Opublikowany ranking Paying Taxes 2010 Bank Światowy przygotował wspólnie z PriceWaterhouseCoopers i International Finance Corporation. Dotyczy łatwości płacenia podatków przez biznes.
Głównymi kryteriami była liczba podatków, które firma musi zapłacić w ciągu roku, czas jaki to zajmuje oraz ich wysokość. Najłatwiej mają firmy na Malediwach, gdzie płacą jednej podatek a cała operacja zajmuje im mniej niż godzinę. Równie łatwo jest także w Katarze, Hongkongu, Singapurze i Irlandii.

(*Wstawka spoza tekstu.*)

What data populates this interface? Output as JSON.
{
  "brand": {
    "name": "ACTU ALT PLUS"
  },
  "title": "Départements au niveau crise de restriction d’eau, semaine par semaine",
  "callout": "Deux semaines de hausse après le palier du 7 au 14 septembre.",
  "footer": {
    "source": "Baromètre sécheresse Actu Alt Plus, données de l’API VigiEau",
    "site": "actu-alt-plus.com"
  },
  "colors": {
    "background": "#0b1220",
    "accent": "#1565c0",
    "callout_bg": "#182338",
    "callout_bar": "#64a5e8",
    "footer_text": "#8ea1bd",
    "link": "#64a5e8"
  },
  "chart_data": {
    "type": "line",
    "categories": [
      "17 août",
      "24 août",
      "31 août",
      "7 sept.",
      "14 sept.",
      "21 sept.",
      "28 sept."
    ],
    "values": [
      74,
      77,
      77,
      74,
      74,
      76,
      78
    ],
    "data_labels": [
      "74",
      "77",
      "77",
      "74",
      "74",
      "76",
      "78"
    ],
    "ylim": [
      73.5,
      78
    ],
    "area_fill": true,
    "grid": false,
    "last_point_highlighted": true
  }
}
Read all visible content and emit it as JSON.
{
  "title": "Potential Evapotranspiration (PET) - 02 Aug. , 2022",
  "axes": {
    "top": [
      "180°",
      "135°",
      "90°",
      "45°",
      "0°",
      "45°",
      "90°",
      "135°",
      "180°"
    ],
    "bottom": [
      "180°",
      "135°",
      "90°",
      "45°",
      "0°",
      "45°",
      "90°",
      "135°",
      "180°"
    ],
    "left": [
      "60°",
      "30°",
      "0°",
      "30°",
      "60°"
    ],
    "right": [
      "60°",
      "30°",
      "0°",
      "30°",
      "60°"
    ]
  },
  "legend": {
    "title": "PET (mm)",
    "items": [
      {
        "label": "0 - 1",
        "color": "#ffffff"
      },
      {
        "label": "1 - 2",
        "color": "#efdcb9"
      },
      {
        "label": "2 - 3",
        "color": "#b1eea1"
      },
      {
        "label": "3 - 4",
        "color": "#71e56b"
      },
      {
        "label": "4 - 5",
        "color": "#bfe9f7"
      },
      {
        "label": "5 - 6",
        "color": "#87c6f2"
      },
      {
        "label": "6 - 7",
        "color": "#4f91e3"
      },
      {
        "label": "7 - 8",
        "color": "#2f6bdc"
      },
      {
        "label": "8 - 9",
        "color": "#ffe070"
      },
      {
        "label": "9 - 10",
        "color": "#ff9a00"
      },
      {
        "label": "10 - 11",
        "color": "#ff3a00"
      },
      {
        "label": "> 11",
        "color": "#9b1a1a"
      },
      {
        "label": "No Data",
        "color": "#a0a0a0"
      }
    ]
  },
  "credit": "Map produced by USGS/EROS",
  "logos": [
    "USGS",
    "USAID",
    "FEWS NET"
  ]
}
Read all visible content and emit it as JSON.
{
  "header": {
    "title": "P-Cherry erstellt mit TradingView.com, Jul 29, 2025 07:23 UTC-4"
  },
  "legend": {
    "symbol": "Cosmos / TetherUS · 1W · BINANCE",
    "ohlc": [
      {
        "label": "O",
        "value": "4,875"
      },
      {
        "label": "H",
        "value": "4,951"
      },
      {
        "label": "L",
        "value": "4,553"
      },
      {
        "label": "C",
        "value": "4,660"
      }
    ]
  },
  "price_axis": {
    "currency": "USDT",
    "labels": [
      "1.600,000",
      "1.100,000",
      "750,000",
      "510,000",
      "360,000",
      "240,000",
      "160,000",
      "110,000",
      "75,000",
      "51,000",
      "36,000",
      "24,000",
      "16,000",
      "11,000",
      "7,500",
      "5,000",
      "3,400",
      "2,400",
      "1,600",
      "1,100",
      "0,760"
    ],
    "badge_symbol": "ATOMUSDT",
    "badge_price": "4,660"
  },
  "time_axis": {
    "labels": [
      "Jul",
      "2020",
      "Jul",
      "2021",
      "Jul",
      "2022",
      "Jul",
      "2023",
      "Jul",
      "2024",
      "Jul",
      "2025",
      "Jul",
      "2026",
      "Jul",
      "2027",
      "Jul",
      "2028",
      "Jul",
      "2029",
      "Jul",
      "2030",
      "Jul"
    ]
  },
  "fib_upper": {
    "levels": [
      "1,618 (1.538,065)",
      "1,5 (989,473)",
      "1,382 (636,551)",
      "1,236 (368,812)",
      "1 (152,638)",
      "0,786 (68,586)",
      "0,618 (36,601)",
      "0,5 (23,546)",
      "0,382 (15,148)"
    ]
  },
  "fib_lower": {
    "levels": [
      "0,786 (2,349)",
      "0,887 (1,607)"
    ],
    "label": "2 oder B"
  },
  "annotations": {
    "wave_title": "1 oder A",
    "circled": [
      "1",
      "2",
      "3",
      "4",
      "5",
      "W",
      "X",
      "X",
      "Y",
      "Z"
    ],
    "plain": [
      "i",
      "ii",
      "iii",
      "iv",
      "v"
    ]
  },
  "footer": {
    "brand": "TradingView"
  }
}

Najgorszym na świecie krajem jest Białoruś, gdzie firma musi zapłacić 107 różnych podatków, co zabiera jej średnio 900 godzin w roku. Kraj Łukaszenki wyprzedził w rankingu Wenezuelę i Ukrainę. Łatwiej niż tam płaci się podatki nawet w Republice Kongo.
W Polsce jest niewiele lepiej niż na Białorusi. Nasz kraj został oceniony na 151 miejscu. Jesteśmy najgorsi w całej Unii. Firmy mają w Polsce trudniej niż w sąsiedniej Rosji (103 miejsce), gdzie do zapłacenia jest 11 podatków, co zajmuje firmie 320 godzin. W łatwości płacenia podatków Rosja zyskała w ciągu roku 35 pozycji i jest najlepsza wśród krajów BRIC - pięciu największych rozwijających się gospodarek (Brazylia - 150 miejsce, Indie - 169, Chiny - 125).
Choć od czerwca 2008 do maja 2009 aż 25 krajów uprościło procedury podatkowe, to nie ma wśród nich Polski. W Unii najwyższe podatki płacą firmy we Włoszech (śr. 68 proc.) a najniższe w Luksemburgu (22 proc.). Średni czas na ich zapłacenie wynosi 232 godziny i w ciągu roku skrócił się o 35. Na świecie procent zysku, który idzie na zapłacenie podatku (tzw. Total Tax Rate - TTR) wynosi średnio 48,3 proc., zapłata zajmuje 283 godziny i obejmuje 31 podatków.